Antoine Cerisier in Social Justice wrote that "Despite largely favourable reviews, the book has been criticized in the Financial Times and The Economist. Critics argued that empirical evidence usually supports the main argument put forward by free-trade economists, namely that trade liberalization is good for growth and development. In a 2002 journal article entitled “Growth is good for the poor,” Dollar & Kraay concluded that free trade triggers growth and helps alleviate poverty in the global South. Nonetheless, as Chang would respond, it is probably the opposite: states are more willing to liberalize trade once they reach a certain level of economic development. The journalist admits that the East Asian example can illustrate the use of protectionism and state intervention in the economy."

The Economist reviewer stated that the book presents the writer's personal reflection and rhetorical set-pieces. The book aims to "discomfort neoliberals." The review criticized the author for a "shaky grip on the historical record." The review concludes that the book is an interesting if controversial addition to the ongoing "200-year duel between the Hamiltonian's and the liberals".

In the Washington Post review, Paul Blustein, a journalist in the Global Economy and Development Program at the Brookings Institution, wrote “Chang's book deserves a wide readership for illuminating the need for humility about the virtues of private markets and free trade, especially in the developing world.”

Tom Gallagher in the San Francisco Chronicle claimed that free market ideology has been enforced by today's dominant countries and they are "kicking the ladder" that they had climbed out of poverty, thereby preventing poor countries from climbing that ladder. He concludes the review by saying that developing countries "have to defy the market".

=== South Korea ===
In 2008, Bad Samaritans was included on a list of 23 "seditious" books released by the Ministry of National Defense of South Korea.
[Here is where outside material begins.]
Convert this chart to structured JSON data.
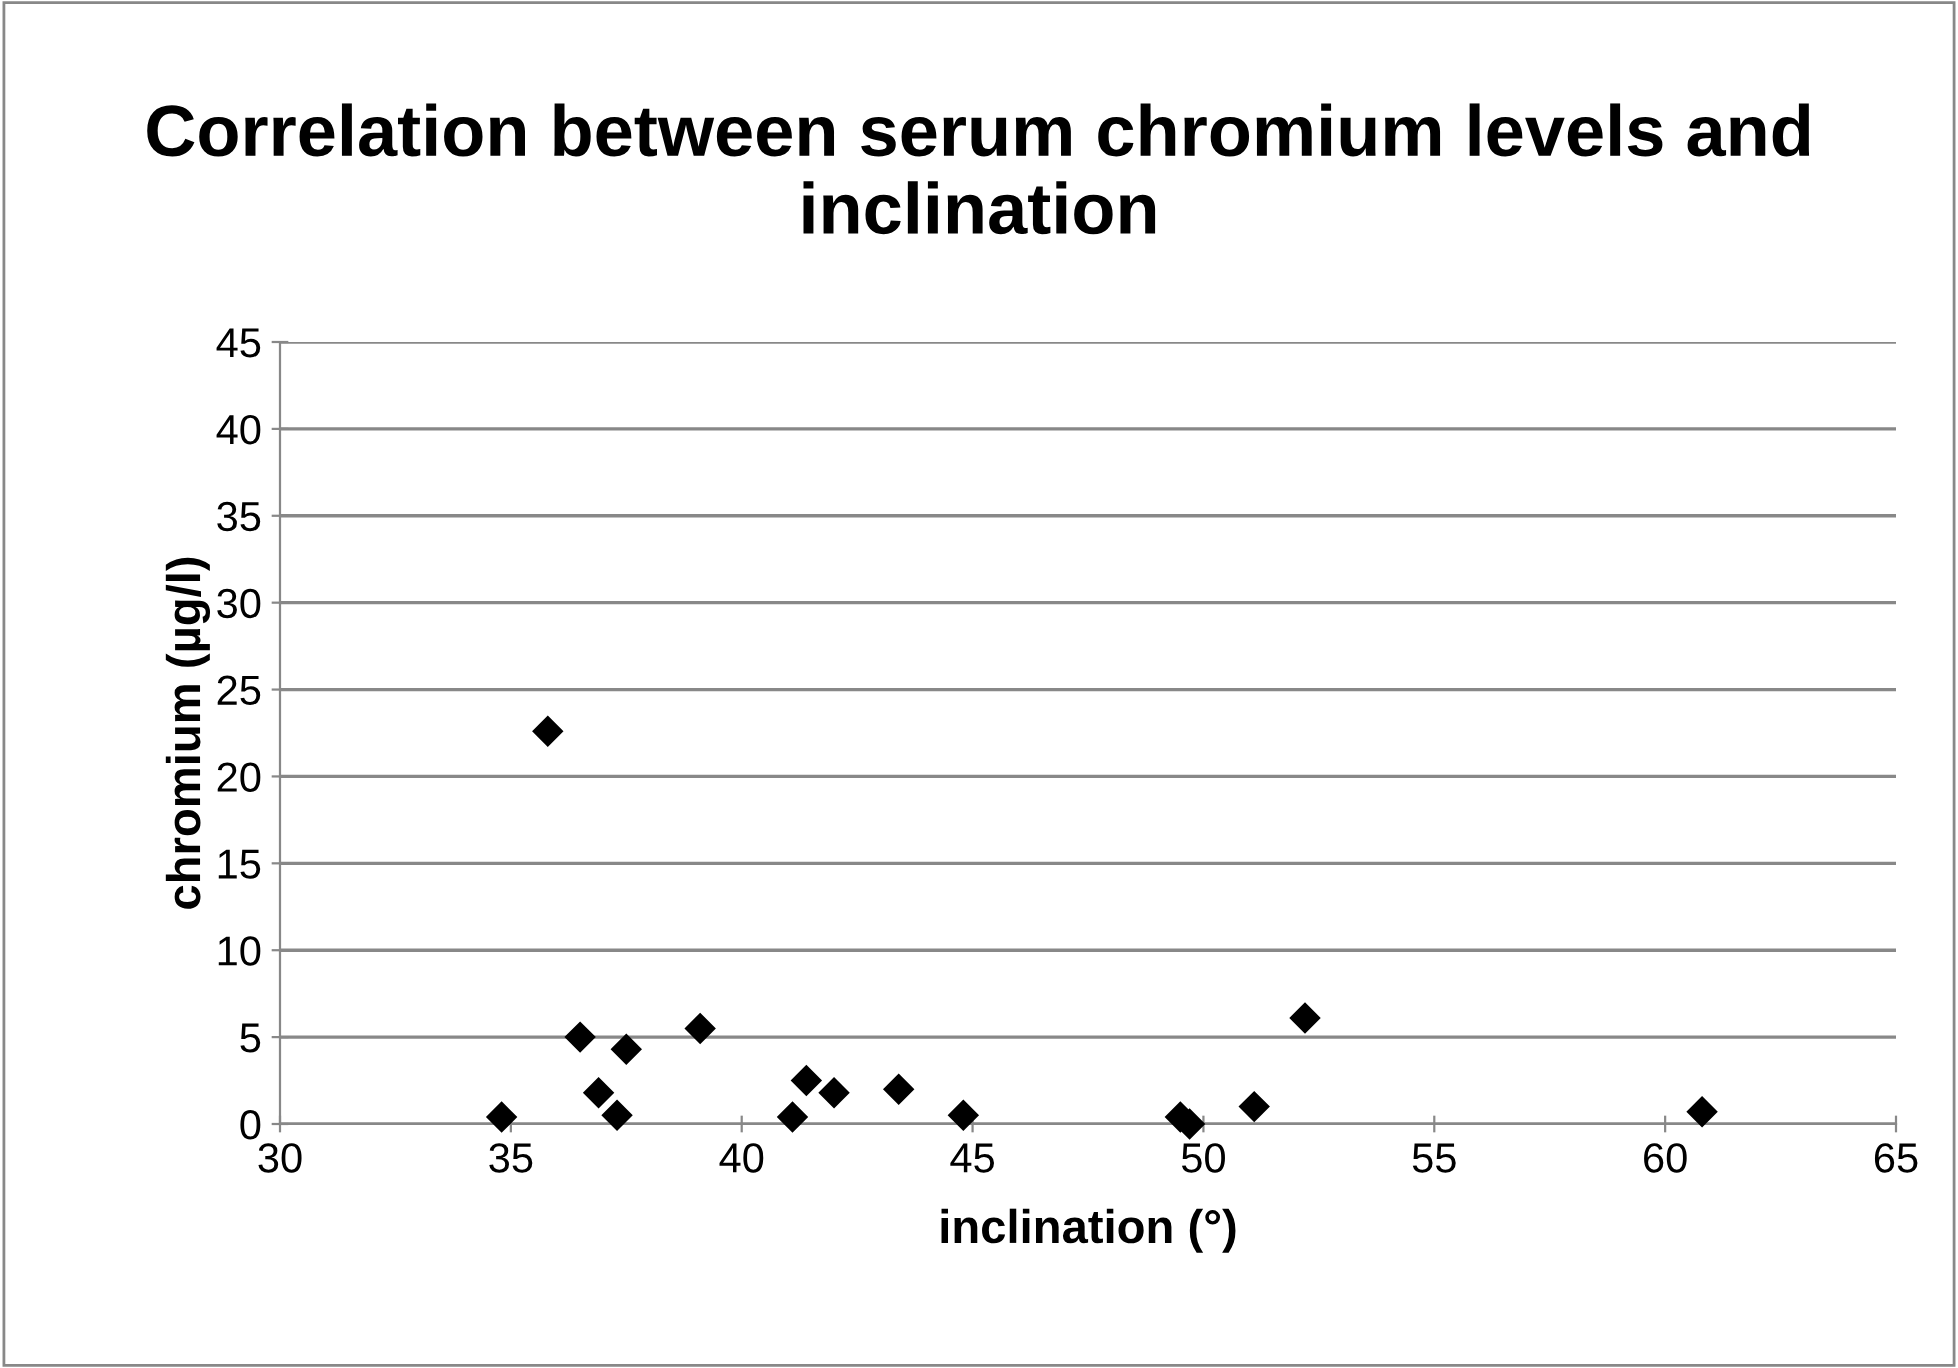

The listed books cannot be read or kept on a military base. The ministry argued that it might cause misunderstanding among the readers about the free market economy. The army argued that the book promotes anti-government and anti-American ideology.

American linguist Noam Chomsky said: "It is unfortunate that the Ministry of National Defense is afraid of freedom and is trying to control people." He also said, "The name of the Ministry of National Defense should be changed to Ministry of Defense against Freedom and Democracy.”

In South Korea, in OhmyNews, Gabsoo Kim said that Bad Samaritans pointed out the errors of a global standard that leading countries like the US use to compel a developing country to adopt the liberal market economy. Kim mentioned the book as very pro-capitalistic as Chang is a scholar who thoroughly trusts capitalism. He considers the book perfectly timed with neo-liberalism being confronted with serious challenges by the financial crisis.